Using a technique known as directed evolution, Stanford researchers have created an engineered protein that prevented the spread of cancer and thus halted disease progression in mice. These promising early results suggest that one day, this new therapy could be used as a safer, more effective alternative to chemotherapy. The study can be found in Nature Chemical Biology.

After tumors develop in the body, cancer cells can break away from this primary site and spread to other areas or organs, forming new, or secondary, tumors. This process, which is known as metastasis, is actually responsible for around 90% of human cancer deaths. There are numerous drugs available that are designed to stop this from happening, but unfortunately they are not very effective and many have serious side effects that limit their usefulness. Stanford scientists therefore wanted to find a new, safer way to inhibit metastasis, so they turned to proteins.
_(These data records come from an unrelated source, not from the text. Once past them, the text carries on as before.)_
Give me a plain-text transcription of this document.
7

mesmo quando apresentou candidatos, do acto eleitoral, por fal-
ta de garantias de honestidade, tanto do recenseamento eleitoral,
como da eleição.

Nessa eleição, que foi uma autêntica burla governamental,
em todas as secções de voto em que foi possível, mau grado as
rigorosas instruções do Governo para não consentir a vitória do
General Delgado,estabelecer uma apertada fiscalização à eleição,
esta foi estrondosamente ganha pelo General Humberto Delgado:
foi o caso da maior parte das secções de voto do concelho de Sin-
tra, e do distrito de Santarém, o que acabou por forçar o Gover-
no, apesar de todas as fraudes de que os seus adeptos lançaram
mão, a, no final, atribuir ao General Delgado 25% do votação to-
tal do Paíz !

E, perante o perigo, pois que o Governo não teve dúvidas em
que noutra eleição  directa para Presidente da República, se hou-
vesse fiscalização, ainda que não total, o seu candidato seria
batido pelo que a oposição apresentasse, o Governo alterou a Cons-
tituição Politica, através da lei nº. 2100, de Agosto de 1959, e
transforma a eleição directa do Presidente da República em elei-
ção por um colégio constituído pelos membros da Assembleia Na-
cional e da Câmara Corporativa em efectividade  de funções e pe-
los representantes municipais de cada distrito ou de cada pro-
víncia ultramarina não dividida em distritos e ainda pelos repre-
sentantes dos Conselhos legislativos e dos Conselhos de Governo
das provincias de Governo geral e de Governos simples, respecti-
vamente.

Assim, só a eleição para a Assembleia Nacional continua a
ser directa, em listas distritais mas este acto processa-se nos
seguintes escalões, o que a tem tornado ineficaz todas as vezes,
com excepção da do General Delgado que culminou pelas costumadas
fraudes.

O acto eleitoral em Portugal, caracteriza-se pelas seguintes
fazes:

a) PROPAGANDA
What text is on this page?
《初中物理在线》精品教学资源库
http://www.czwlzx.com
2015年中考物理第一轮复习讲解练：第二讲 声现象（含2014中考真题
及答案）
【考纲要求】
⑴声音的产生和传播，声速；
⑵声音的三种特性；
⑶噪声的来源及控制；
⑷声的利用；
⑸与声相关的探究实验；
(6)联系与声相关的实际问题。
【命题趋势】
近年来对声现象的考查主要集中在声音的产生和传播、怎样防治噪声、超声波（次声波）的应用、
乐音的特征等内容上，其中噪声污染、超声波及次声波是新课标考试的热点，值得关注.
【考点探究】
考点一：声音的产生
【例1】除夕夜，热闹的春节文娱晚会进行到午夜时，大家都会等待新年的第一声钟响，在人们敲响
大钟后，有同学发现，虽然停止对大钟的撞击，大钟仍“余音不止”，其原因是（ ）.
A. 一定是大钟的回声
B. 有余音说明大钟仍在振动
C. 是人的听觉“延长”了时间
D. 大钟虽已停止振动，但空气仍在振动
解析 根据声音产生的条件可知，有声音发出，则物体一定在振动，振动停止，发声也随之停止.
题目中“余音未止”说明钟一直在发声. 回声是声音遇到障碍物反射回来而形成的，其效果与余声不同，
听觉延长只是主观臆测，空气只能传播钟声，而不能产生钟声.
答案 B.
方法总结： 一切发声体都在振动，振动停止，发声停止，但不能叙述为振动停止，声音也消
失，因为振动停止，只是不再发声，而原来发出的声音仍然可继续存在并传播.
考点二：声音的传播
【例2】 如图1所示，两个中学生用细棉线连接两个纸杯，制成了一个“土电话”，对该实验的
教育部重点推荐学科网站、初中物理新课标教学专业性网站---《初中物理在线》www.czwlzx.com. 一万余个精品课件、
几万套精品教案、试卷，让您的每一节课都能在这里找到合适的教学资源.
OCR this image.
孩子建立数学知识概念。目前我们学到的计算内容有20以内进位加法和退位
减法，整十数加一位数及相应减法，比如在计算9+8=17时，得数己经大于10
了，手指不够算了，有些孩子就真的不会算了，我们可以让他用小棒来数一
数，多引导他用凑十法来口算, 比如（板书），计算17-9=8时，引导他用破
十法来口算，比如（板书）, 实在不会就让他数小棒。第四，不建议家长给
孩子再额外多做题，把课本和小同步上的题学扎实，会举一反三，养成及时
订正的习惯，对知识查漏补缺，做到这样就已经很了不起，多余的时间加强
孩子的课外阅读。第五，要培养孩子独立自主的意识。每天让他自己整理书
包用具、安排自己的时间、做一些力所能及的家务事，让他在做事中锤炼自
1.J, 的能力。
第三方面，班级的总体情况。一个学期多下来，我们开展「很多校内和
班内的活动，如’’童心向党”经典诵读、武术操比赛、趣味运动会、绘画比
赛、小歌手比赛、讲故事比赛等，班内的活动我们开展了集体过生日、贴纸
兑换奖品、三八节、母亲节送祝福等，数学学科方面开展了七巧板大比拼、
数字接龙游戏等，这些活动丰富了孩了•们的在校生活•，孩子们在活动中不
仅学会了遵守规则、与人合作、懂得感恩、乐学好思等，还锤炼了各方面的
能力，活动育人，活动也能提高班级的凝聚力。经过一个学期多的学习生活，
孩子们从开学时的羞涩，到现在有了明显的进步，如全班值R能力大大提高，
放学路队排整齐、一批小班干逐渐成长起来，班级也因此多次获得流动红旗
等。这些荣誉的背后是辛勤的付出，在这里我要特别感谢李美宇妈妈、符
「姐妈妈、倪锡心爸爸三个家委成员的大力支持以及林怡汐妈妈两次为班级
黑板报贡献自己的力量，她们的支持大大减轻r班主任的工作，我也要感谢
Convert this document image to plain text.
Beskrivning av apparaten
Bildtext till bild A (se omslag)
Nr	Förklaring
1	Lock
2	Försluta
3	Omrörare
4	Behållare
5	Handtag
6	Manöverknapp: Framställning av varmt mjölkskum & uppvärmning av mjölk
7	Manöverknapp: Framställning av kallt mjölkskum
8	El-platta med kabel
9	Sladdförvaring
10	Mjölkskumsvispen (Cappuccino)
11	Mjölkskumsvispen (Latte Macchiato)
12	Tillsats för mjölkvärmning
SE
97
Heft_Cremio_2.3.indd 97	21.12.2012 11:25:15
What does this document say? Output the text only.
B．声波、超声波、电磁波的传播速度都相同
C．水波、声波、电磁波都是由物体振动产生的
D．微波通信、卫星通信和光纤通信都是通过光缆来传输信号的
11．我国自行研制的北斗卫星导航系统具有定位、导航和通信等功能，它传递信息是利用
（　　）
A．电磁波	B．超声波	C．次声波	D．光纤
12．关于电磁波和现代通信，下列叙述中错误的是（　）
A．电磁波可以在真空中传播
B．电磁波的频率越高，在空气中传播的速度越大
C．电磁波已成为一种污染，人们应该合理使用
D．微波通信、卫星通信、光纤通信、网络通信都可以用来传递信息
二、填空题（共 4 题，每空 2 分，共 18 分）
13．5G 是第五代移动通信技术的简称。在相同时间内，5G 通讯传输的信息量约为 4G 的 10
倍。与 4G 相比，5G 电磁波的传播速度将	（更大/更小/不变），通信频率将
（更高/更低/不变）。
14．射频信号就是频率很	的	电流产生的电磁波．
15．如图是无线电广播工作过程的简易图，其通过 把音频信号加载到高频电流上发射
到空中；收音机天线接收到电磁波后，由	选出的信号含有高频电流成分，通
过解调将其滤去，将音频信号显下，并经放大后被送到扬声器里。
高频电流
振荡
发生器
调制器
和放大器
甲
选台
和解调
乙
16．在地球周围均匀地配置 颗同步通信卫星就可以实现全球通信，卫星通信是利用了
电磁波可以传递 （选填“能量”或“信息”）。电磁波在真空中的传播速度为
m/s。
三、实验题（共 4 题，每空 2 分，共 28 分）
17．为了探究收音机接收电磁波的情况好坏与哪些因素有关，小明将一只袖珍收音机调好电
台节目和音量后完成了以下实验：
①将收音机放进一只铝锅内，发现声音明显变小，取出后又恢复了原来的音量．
A few years ago, scientists discovered a receptor called Axl that is thought to play a critical role in metastasis. When Axl’s partner, a protein called Gas6, binds, a wave of signals are generated that ultimately allow the cancer cell to escape the original tumor site and spread to other body areas. The Stanford team therefore wondered whether preventing Axl and Gas6 from interacting could thwart metastasis, so they engineered a decoy version of Axl. This new protein was found to tightly bind to Gas6 in the lab, blocking it from latching on to the normal version of Axl present on cancer cells and therefore inhibiting the metastatic signals from being generated. The decoy Axl was so potent that it actually bound to Gas6 around 100 fold more effectively than natural Axl.

To create this engineered protein, the researchers adopted a technique known as directed evolution. Directed evolution mimics natural evolution in the test tube to rapidly mutate, or evolve, proteins towards a desired property or function. Darwinian evolution occurs very slowly in nature, but scientists can rapidly speed up the process using genetic manipulation. They started off by generating over 10 million slightly different DNA sequences for the Axl protein, each one coding for an altered version of the protein.

Next, they screened each of these mutants to see which ones were best at binding to Gas6. After selecting the best candidate, they made a few other final alterations to improve its longevity in the bloodstream and further increase its affinity for Gas6. The team then ended up with a protein that bound so tightly to Gas6 that the interaction was virtually irreversible.

The team then administered their designer protein to mice with aggressive breast and ovarian cancers in the lab and it was found to potently prevent metastasis and halt disease progression. Mice with breast cancer that received the treatment had 78% less metastases than those in the control group, and those with ovarian cancer had 80% fewer. Furthermore, the protein was found to be nontoxic to the animals.

Because these preliminary results are so promising, the researchers will now conduct further animal studies to ensure its safety and efficacy before applying for approval for human trials. They will also need to discover a way to scale up production as currently they can only produce the protein in small quantities.